Steven Orland's Coventry, Now & Then

Hales Street and the Old Fire Station



Now we can see what Hales Street used to look like before the war - 1933 in this photo - the year before the Fire Station gained another three bays. The old Hippodrome was still there - about to be demolished and replaced by a new theatre. (See my dad's page showing the New Hippodrome.) The old Fire Station was smaller then too, and behind that is the Holy Trinity Church School in Ford Street, (with the pointy roof) and further back, a row of shops in White Street, which all disappeared so the Ring Road could be built.

Swanswell gate and the Old Fire Station in Hales Street in 1937
Swanswell gate and the Old Fire Station in Hales Street in 2007

At least Swanswell Gate is still there, and the Fire Station too, which as you can see was made larger after the war, but is now a restaurant, opened in 2006.
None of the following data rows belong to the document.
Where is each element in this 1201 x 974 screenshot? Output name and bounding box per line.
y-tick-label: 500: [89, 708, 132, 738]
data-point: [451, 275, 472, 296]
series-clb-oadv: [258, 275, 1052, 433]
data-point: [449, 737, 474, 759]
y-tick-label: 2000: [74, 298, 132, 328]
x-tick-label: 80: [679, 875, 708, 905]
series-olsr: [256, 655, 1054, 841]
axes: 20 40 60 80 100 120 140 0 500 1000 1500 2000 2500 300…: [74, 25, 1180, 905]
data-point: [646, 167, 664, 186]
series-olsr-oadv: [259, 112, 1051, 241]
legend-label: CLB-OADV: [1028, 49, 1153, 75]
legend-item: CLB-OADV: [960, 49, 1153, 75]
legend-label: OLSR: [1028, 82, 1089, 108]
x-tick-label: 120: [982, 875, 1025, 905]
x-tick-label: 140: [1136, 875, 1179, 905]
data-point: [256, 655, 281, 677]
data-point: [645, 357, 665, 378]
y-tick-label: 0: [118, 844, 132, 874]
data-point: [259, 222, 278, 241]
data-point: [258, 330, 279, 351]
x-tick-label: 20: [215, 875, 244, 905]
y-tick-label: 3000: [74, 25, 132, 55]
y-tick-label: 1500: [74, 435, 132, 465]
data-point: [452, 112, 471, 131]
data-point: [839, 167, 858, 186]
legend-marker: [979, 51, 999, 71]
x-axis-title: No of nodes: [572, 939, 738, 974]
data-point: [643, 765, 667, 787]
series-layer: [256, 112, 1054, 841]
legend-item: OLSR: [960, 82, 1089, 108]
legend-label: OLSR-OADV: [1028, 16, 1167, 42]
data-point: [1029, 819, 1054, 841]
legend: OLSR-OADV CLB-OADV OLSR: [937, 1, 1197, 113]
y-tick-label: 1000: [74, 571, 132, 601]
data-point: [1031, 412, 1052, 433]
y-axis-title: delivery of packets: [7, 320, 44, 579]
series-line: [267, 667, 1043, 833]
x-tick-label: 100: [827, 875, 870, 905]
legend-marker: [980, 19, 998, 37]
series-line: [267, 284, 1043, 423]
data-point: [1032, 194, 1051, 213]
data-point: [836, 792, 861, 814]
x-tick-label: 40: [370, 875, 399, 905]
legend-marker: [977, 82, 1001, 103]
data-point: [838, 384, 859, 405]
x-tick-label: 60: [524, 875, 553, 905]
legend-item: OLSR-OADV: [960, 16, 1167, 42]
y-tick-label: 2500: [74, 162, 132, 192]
Fireman Pete Stott, who used to be with the West Midlands Fire Service based at our Radford Road station, but now working with Warwickshire Fire and Rescue, has kindly written to add some more interesting information about the old Hales Street Fire Station:

"It was a three bay station in 1911 and the houses next to the station where the sub officer and his assistant and families lived was demolished not long after so the station could be extended. There was some damage caused to the rear of the station during the Second World War. The bay window in the centre was the fire control room. Incidentaly the Coventry Fire Brigade is allegedly the second oldest in the country and was formed in 1861, and became semi-professional in 1898 and moved from St Mary Street into Hales St in 1902."